Expand Strategic Opportunities: See above on regarding M&A.
Reinforce and Amplify the Ability to Attract and Retain Top Talent: I agree in the need to do this, but transaction that would destroy shareholder value is not the way to achieve this goal.
Enhanced Strategic Focus with Supporting Resources: Management certainly needs to be enhanced, but it has is hard enough to do this for one company, why try to do it with two?
From a strategic perspective, this does not make sense. To create shareholder value, management needs to spend as much time as possible executing on selling ammunition directly to consumers, as illustrated in the above data table.
Let’s dive into their slides:
Bullet number one, retain ownership in Outdoor Online, and gain ownership of Action Outdoor Sports and at no additional costs.
Well, shareholders already own both, and in a spin scenario, shareholders would be burdened with separate accounting and financing systems, IT systems, public company costs, separate boards of directors, and additional management.
Is the Unanimously Approved by Board bullet true?
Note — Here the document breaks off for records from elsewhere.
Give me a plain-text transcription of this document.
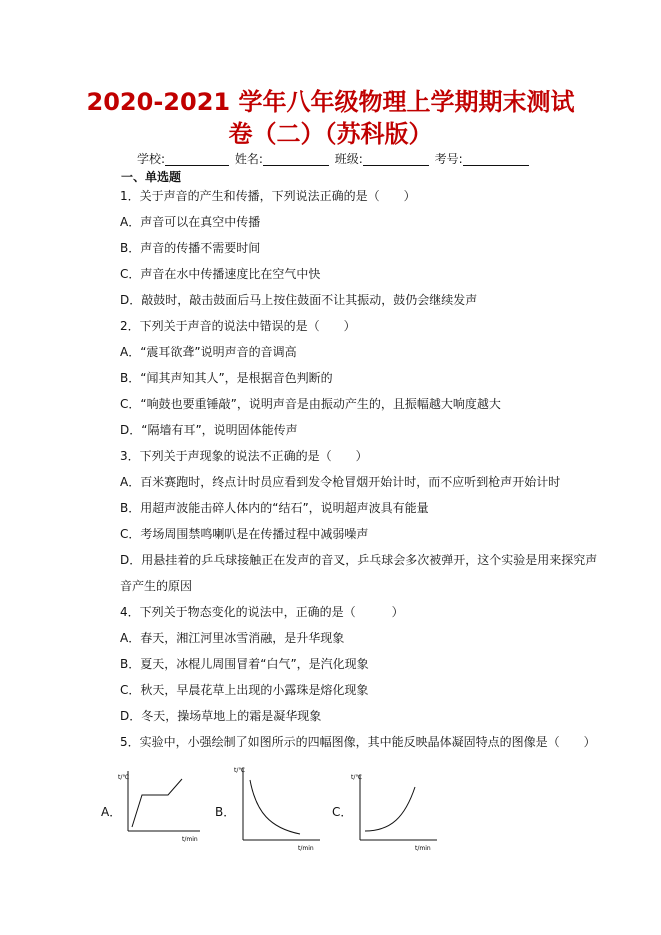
2020-2021 学年八年级物理上学期期末测试
卷（二）（苏科版）
学校:	姓名:	班级:	考号:
一、单选题
1．关于声音的产生和传播，下列说法正确的是（　　）
A．声音可以在真空中传播
B．声音的传播不需要时间
C．声音在水中传播速度比在空气中快
D．敲鼓时，敲击鼓面后马上按住鼓面不让其振动，鼓仍会继续发声
2．下列关于声音的说法中错误的是（　　）
A．“震耳欲聋”说明声音的音调高
B．“闻其声知其人”，是根据音色判断的
C．“响鼓也要重锤敲”，说明声音是由振动产生的，且振幅越大响度越大
D．“隔墙有耳”，说明固体能传声
3．下列关于声现象的说法不正确的是（　　）
A．百米赛跑时，终点计时员应看到发令枪冒烟开始计时，而不应听到枪声开始计时
B．用超声波能击碎人体内的“结石”，说明超声波具有能量
C．考场周围禁鸣喇叭是在传播过程中减弱噪声
D．用悬挂着的乒乓球接触正在发声的音叉，乒乓球会多次被弹开，这个实验是用来探究声
音产生的原因
4．下列关于物态变化的说法中，正确的是（　　　）
A．春天，湘江河里冰雪消融，是升华现象
B．夏天，冰棍儿周围冒着“白气”，是汽化现象
C．秋天，早晨花草上出现的小露珠是熔化现象
D．冬天，操场草地上的霜是凝华现象
5．实验中，小强绘制了如图所示的四幅图像，其中能反映晶体凝固特点的图像是（　　）
A．	B．	C．
t/℃
t/min
t/℃
t/min
t/℃
t/min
It could possibly be true that Steve Urvan voted for it and then had a change of heart after seeing the reaction in the stock price. Regarding their capital allocation bulled, I think capital allocation was previously addressed. Regarding the cost control bullet, this can be done without separating the companies, which incurs separate stand-alone company expenses. The companies don’t need to be separate to be nimble.
Apparently management has it in their heads that the business is worth $1 billion. They get there by multiplying 15x Gunbroker’s estimated Adjusted EBITDA, and the same with the manufacturing business, then adding the two products. The problem with this is that investors can clearly see the revenue and earnings histories of each of the two businesses and do the math on their own. It is not like having these two businesses together obfuscates the economics and values of each of the businesses. The spin does not solve a problem. What is a problem is what they are using for Adjusted EBITDA. The large spread between EBITDA and Adjusted EBITDA for the manufacturing business tells me that they are likely continuing their practice of adding excise taxes back to get to Adjusted EBITDA. This is ridiculous, as excise taxes is a legitimate expense. Looking at Vista Outdoors, they handle this by excluding excise taxes from their revenue, so it does not even hit their income statement. That seems like an appropriate way to handle it to me. Using add-backs such as this hurts management’s credibility and that may be weighing more on the stock than any holdco discount.
The case for separating the two businesses is weak in my mind. First, it will mean that each business will have to bear redundant stand-alone costs as separate public companies. Second, I don’t think the business suffers from a conglomerate discount, and if it did, the first step to deal with this is by repurchasing stock. Third, I think management has a credibility issue, and the separation will not solve that. Finally, immense shareholder value can be created by selling Ammo’s products directly to consumers, and the separation would make that less compelling.